In realtà l'operazione non è completamente riuscita. Il pensiero dominante di Nekrosius (e forse di tanta cultura di matrice russa), ovvero la difficoltà se non impossibilità di un rapporto uomo-donna in cui l'amore non sia anche sopraffazione, tormento, distruzione (esemplare in Otellas) si insinua anche nelle atmosfere edeniche del Cantico, e improvvisamente, dopo appassionate dichiarazioni dei due amanti, la donna torna a essere la vittima millenaria di violenza ingiustificata, assalita e lapidata da viaggiatori di passaggio. La diade maschile-femminile si ricompone a fatica, il trasporto non è più incondizionato, lo spettatore percepisce una ferita non più rimarginabile, che sembra essere il destino di ogni essere umano, darsi solo a metà o totalmente ma a rischio della propria stessa esistenza. Ma appunto questa parabola di Adamo ed Eva cacciati dal Paradiso Terrestre è una sovracostruzione sull'originale biblico, che segna pericolosamente il distacco dello spettacolo dalla parola-testo.

La materialità tragica e furiosa prima si nutriva del rovello dei monologhi e dialoghi shakespeariani, o delle infinite evocazioni quasi acusmatiche delle parole, che miracolosamente passavano anche nella traduzione linguistica, come se la voce dell’attore invitasse a trovare il suono e l’immagine universali dietro il segno convenzionale, arbitrario della lingua. Qui invece la parola si chiude nell'aforisma sacro, nel mistero inaccessibile all'uomo, che rifrange i corpi e le azioni in un universo parallelo. E succede che lo spettacolo resta un godimento sinestetico, ma ha la sottile angoscia di un'acrobazia senza rete, sempre teso sul filo del tempo, che non aveva mai rappresentato un impedimento fisico per il pubblico (in un’intervista dello scorso dicembre Nekrosius ha ricordato: «non governo il tempo ma è il tempo che conduce me. Noi dipendiamo e apparteniamo al tempo»). Due ore risultano paradossalmente troppe per chi ha affrontato le oltre quattro ore quasi canoniche negli spettacoli del regista, proprio perché si è rotta l'incantevole ambivalenza materialità-immaterialità del suo teatro.

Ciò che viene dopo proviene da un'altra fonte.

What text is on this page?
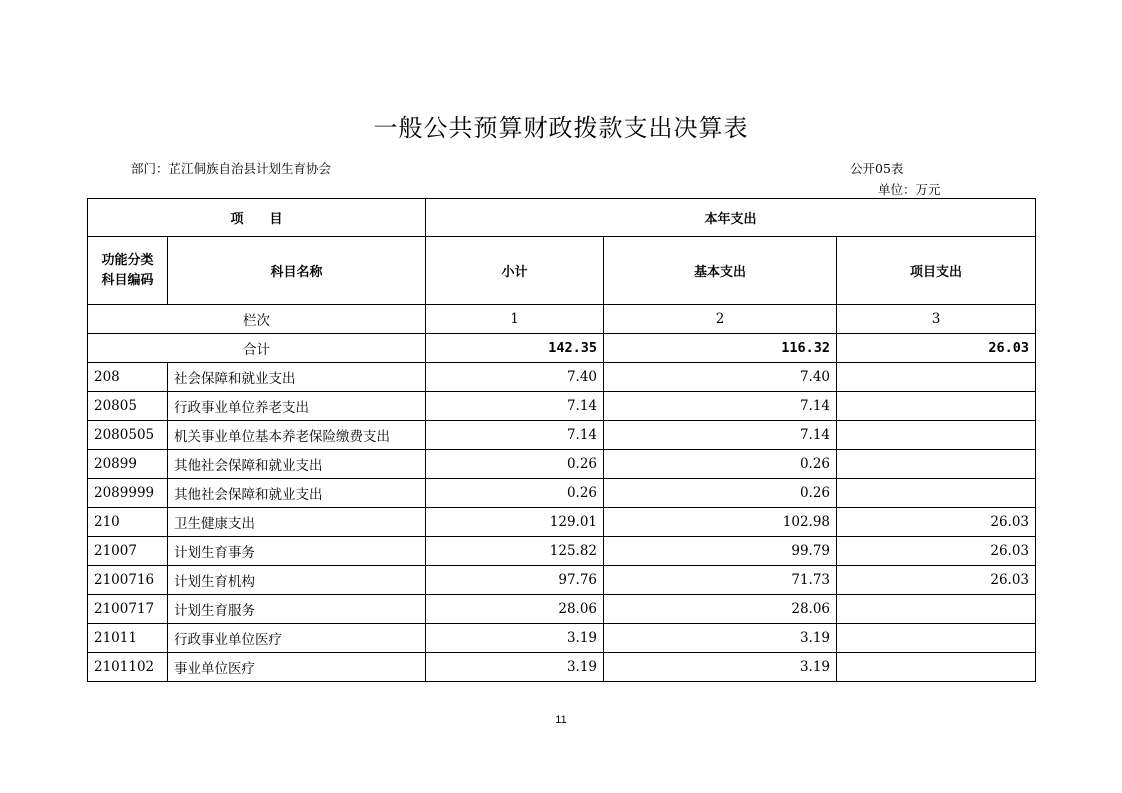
一般公共预算财政拨款支出决算表
部门：芷江侗族自治县计划生育协会	公开05表
单位：万元
项　　目		本年支出		
功能分类
科目编码	科目名称	小计	基本支出	项目支出
栏次		1	2	3
合计		142.35	116.32	26.03
208	社会保障和就业支出	7.40	7.40	
20805	行政事业单位养老支出	7.14	7.14	
2080505	机关事业单位基本养老保险缴费支出	7.14	7.14	
20899	其他社会保障和就业支出	0.26	0.26	
2089999	其他社会保障和就业支出	0.26	0.26	
210	卫生健康支出	129.01	102.98	26.03
21007	计划生育事务	125.82	99.79	26.03
2100716	计划生育机构	97.76	71.73	26.03
2100717	计划生育服务	28.06	28.06	
21011	行政事业单位医疗	3.19	3.19	
2101102	事业单位医疗	3.19	3.19	
11
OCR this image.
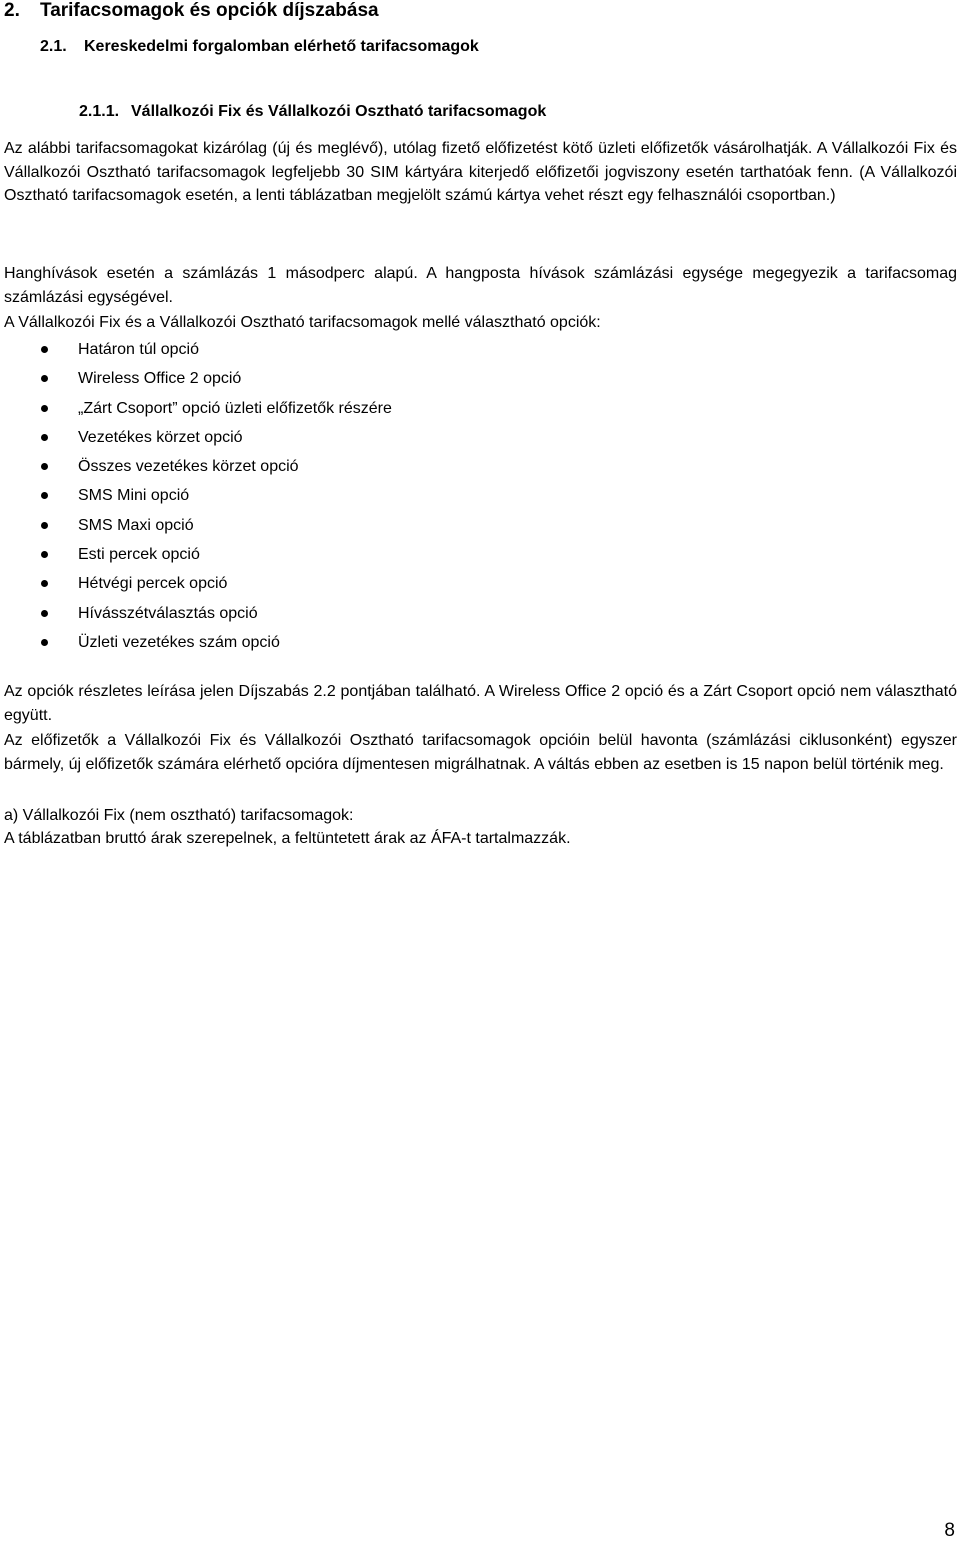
2. Tarifacsomagok és opciók díjszabása
2.1. Kereskedelmi forgalomban elérhető tarifacsomagok
2.1.1. Vállalkozói Fix és Vállalkozói Osztható tarifacsomagok

Az alábbi tarifacsomagokat kizárólag (új és meglévő), utólag fizető előfizetést kötő üzleti előfizetők vásárolhatják. A Vállalkozói Fix és Vállalkozói Osztható tarifacsomagok legfeljebb 30 SIM kártyára kiterjedő előfizetői jogviszony esetén tarthatóak fenn. (A Vállalkozói Osztható tarifacsomagok esetén, a lenti táblázatban megjelölt számú kártya vehet részt egy felhasználói csoportban.)

Hanghívások esetén a számlázás 1 másodperc alapú. A hangposta hívások számlázási egysége megegyezik a tarifacsomag számlázási egységével.

A Vállalkozói Fix és a Vállalkozói Osztható tarifacsomagok mellé választható opciók:

Határon túl opció
Wireless Office 2 opció
„Zárt Csoport” opció üzleti előfizetők részére
Vezetékes körzet opció
Összes vezetékes körzet opció
SMS Mini opció
SMS Maxi opció
Esti percek opció
Hétvégi percek opció
Hívásszétválasztás opció
Üzleti vezetékes szám opció

Az opciók részletes leírása jelen Díjszabás 2.2 pontjában található. A Wireless Office 2 opció és a Zárt Csoport opció nem választható együtt.

Az előfizetők a Vállalkozói Fix és Vállalkozói Osztható tarifacsomagok opcióin belül havonta (számlázási ciklusonként) egyszer bármely, új előfizetők számára elérhető opcióra díjmentesen migrálhatnak. A váltás ebben az esetben is 15 napon belül történik meg.

a) Vállalkozói Fix (nem osztható) tarifacsomagok:

A táblázatban bruttó árak szerepelnek, a feltüntetett árak az ÁFA-t tartalmazzák.

8
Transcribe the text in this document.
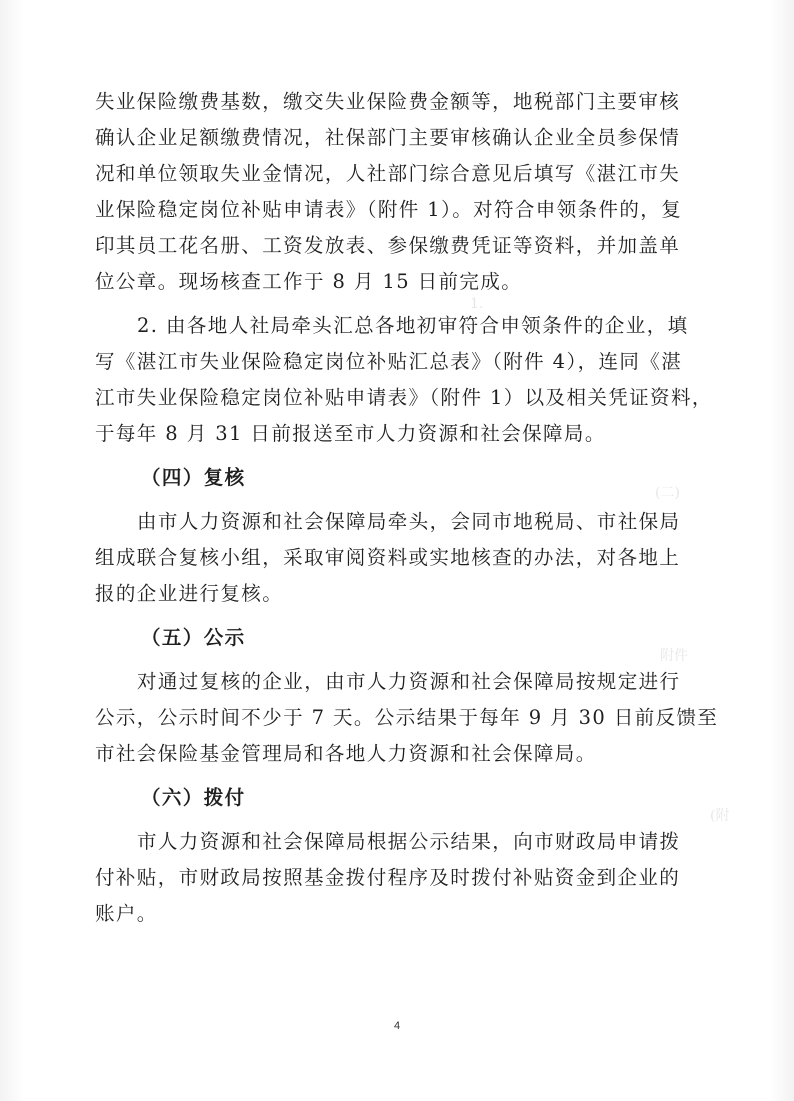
1.
(二)
附件
(附
失业保险缴费基数，缴交失业保险费金额等，地税部门主要审核
确认企业足额缴费情况，社保部门主要审核确认企业全员参保情
况和单位领取失业金情况，人社部门综合意见后填写《湛江市失
业保险稳定岗位补贴申请表》（附件 1）。对符合申领条件的，复
印其员工花名册、工资发放表、参保缴费凭证等资料，并加盖单
位公章。现场核查工作于 8 月 15 日前完成。
2. 由各地人社局牵头汇总各地初审符合申领条件的企业，填
写《湛江市失业保险稳定岗位补贴汇总表》（附件 4），连同《湛
江市失业保险稳定岗位补贴申请表》（附件 1）以及相关凭证资料，
于每年 8 月 31 日前报送至市人力资源和社会保障局。
（四）复核
由市人力资源和社会保障局牵头，会同市地税局、市社保局
组成联合复核小组，采取审阅资料或实地核查的办法，对各地上
报的企业进行复核。
（五）公示
对通过复核的企业，由市人力资源和社会保障局按规定进行
公示，公示时间不少于 7 天。公示结果于每年 9 月 30 日前反馈至
市社会保险基金管理局和各地人力资源和社会保障局。
（六）拨付
市人力资源和社会保障局根据公示结果，向市财政局申请拨
付补贴，市财政局按照基金拨付程序及时拨付补贴资金到企业的
账户。
4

Gli attori (che hanno ormai composto una compagnia-famiglia per il regista, nella sede stabile di Vilnius) sono ancora una volta straordinari, prima fra tutti Aldona Bendoriute, e sanno creare momenti visivi di altissima liricità (come lo scambio di baci che percorre diagonalmente l'intera scena, o la parata di lance, a metà fra Paolo Uccello e Ejzenstejn). I costumi di Nadezna Gultiajeva sono nella consueta semplicità con un occhio al moderno, come se in fondo la storia del popolo d'Israele fosse un po' anche quella dei contadini baltici. Le musiche di Mindaugas Urbaitis alternano le sonorità schiaccianti dell'organo a quelle languide del pianoforte, giocando con le luci ora devotamente soffuse ora abbaglianti scelte da Audrius Jankauskas e la scenografia di Marius Nekrosius. La sintesi perfetta di questi elementi è proprio la scena finale, quando scomparsi gli uomini si offre alla vista degli spettatori una sorta di città ideale sacra, con cupole che rievocano le chiese ortodosse stagliate nella luce dorata con il tripudio sonoro dell’organo: Dio si erge sull'umanità, immutabile sulla mutevolezza peccaminosa dei mortali. Ma questa ieraticità poco si addice a Nekrosius, e soprattutto al suo pubblico; quello ferrarese del sabato sera segue attento e rispettoso, ma forse come noi si domanda cosa c'è che non ha funzionato.

E poi (sia detto per inciso e con il dovuto rispetto per i colleghi ferraresi) perché confinare questa novità comunque coraggiosa a ben quattro serate estensi, dopo l'anteprima d'obbligo a Roma, disdegnando le tante città di illustri tradizioni teatrali, anche di avanguardia?